Barney & Friends is an American children's television series targeted at preschool children created by Sheryl Leach. The series first aired on PBS on April 6, 1992, and features Barney, a purple anthropomorphic Tyrannosaurus rex who conveys educational messages through songs and small dance routines with a friendly, huggable and optimistic attitude. The series ended on November 2, 2010, although new videos were still released on various dates after the last episode aired.
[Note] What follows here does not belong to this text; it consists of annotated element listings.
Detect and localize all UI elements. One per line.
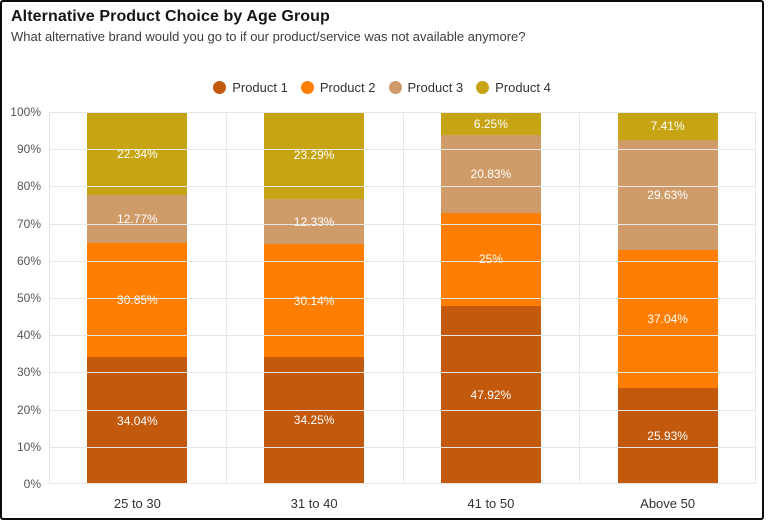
bar-segment-label: 37.04%: [647, 311, 688, 326]
y-tick-label: 70%: [16, 216, 41, 231]
bar-segment-label: 6.25%: [473, 116, 508, 131]
legend-item-product-1[interactable]: Product 1: [213, 80, 288, 95]
y-tick-label: 0%: [23, 477, 41, 491]
plot-area: 34.04% 30.85% 12.77% 22.34% 34.25% 30.14% 12.3…: [49, 111, 756, 484]
bar-segment-product-1[interactable]: 34.25%: [264, 356, 365, 484]
legend-item-label: Product 2: [319, 80, 376, 95]
gridline-vertical: [579, 112, 581, 484]
y-tick-label: 90%: [16, 142, 41, 157]
bar-segment-label: 25%: [478, 252, 503, 267]
bar-segment-label: 30.85%: [117, 293, 158, 307]
y-tick-label: 20%: [16, 402, 41, 417]
bar-segment-label: 34.04%: [117, 413, 158, 428]
gridline-vertical: [225, 112, 227, 484]
legend-marker: [388, 81, 402, 94]
y-tick-label: 60%: [16, 253, 41, 268]
y-tick-label: 30%: [16, 365, 41, 380]
bar-segment-product-2[interactable]: 37.04%: [617, 249, 718, 388]
legend-item-product-4[interactable]: Product 4: [476, 80, 551, 95]
bar-segment-label: 25.93%: [647, 428, 688, 443]
x-axis-label: 31 to 40: [290, 496, 338, 511]
y-tick-label: 40%: [16, 328, 41, 343]
legend-marker: [213, 81, 227, 94]
legend-marker: [476, 81, 490, 94]
y-tick-label: 100%: [10, 105, 41, 119]
bar-segment-product-1[interactable]: 34.04%: [87, 357, 188, 484]
bar-segment-product-1[interactable]: 47.92%: [440, 305, 541, 484]
y-tick-label: 10%: [16, 439, 41, 454]
bar-segment-label: 12.33%: [293, 214, 335, 229]
bar-segment-label: 30.14%: [293, 293, 335, 308]
x-axis-label: Above 50: [640, 496, 696, 511]
bar-segment-product-4[interactable]: 6.25%: [440, 112, 541, 136]
bar-segment-product-4[interactable]: 22.34%: [87, 112, 188, 196]
y-tick-label: 80%: [16, 179, 41, 194]
legend-item-product-3[interactable]: Product 3: [388, 80, 464, 95]
legend-marker: [300, 81, 314, 94]
y-tick-label: 50%: [16, 291, 41, 305]
x-axis-label: 41 to 50: [467, 496, 515, 511]
gridline-vertical: [49, 112, 50, 484]
bar-segment-product-2[interactable]: 30.14%: [264, 244, 365, 357]
gridline-vertical: [402, 112, 404, 484]
bars-container: 34.04% 30.85% 12.77% 22.34% 34.25% 30.14% 12.3…: [49, 111, 756, 484]
chart-subtitle: What alternative brand would you go to i…: [11, 29, 526, 44]
bar-segment-label: 12.77%: [117, 211, 158, 226]
bar-segment-product-3[interactable]: 20.83%: [440, 135, 541, 213]
chart-title: Alternative Product Choice by Age Group: [11, 8, 330, 25]
bar-segment-product-3[interactable]: 12.77%: [87, 195, 188, 243]
bar-31-to-40: 34.25% 30.14% 12.33% 23.29%: [264, 112, 365, 484]
legend-item-label: Product 3: [407, 80, 464, 95]
x-axis: 25 to 30 31 to 40 41 to 50 Above 50: [49, 496, 756, 512]
bar-segment-product-4[interactable]: 7.41%: [617, 111, 718, 140]
bar-above-50: 25.93% 37.04% 29.63% 7.41%: [617, 111, 718, 484]
bar-segment-label: 20.83%: [470, 167, 512, 181]
y-axis: 0% 10% 20% 30% 40% 50% 60% 70% 80% 90% 100%: [4, 105, 44, 491]
bar-segment-product-1[interactable]: 25.93%: [617, 387, 718, 484]
bar-segment-product-2[interactable]: 25%: [440, 212, 541, 306]
bar-segment-label: 47.92%: [470, 387, 512, 402]
bar-segment-product-4[interactable]: 23.29%: [264, 112, 365, 199]
bar-segment-product-3[interactable]: 12.33%: [264, 198, 365, 245]
bar-25-to-30: 34.04% 30.85% 12.77% 22.34%: [87, 112, 188, 484]
bar-segment-product-3[interactable]: 29.63%: [617, 139, 718, 250]
bar-segment-label: 23.29%: [293, 148, 335, 163]
legend: Product 1 Product 2 Product 3 Product 4: [2, 80, 762, 95]
bar-segment-label: 7.41%: [650, 118, 685, 133]
x-axis-label: 25 to 30: [113, 496, 161, 511]
legend-item-label: Product 1: [232, 80, 288, 95]
bar-segment-label: 34.25%: [293, 413, 335, 428]
legend-item-product-2[interactable]: Product 2: [300, 80, 376, 95]
legend-item-label: Product 4: [495, 80, 551, 95]
bar-segment-label: 29.63%: [647, 187, 688, 202]
gridline-vertical: [755, 112, 756, 484]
Reruns aired on Sprout from 2005 to 2015, and from December 17, 2018, onward on Sprout's successor network, Universal Kids.

=== Barney's World ===

Barney's World is an animated television series that debuted on HBO Max on October 14, 2024. Produced by Mattel Television and Corus Entertainment's Nelvana, the show served as a relaunch of the Barney franchise for the 2020s.

=== Films ===

- Bedtime with Barney: Imagination Island (1994) (television special)
- Barney's Great Adventure (1998) (theatrical movie starring Trevor Morgan and Kyla Pratt)
- Barney: Let's Go to the Zoo (2001)
- Untitled Barney movie (TBA) (theatrical movie produced by Daniel Kaluuya)

=== Stage specials ===

- Barney in Concert (1991) (taped stage show)
- Barney Live in New York City (1994) (taped stage show)
- Barney's Big Surprise (1998) (taped stage show)
- Barney's Musical Castle (2001) (taped stage show)
- Barney's Colorful World (2004) (taped stage show)

=== Other appearances ===

- Barney's Hide & Seek Game, Sega Genesis/Mega Drive video game
- A Day in the Park with Barney, a show and playground at Universal Studios Florida

== Criticism ==
Anti-Barney humor came to be during the height of Barney's popularity. This anti-Barney sentiment was studied in the documentary series I Love You, You Hate Me by Tommy Avallone.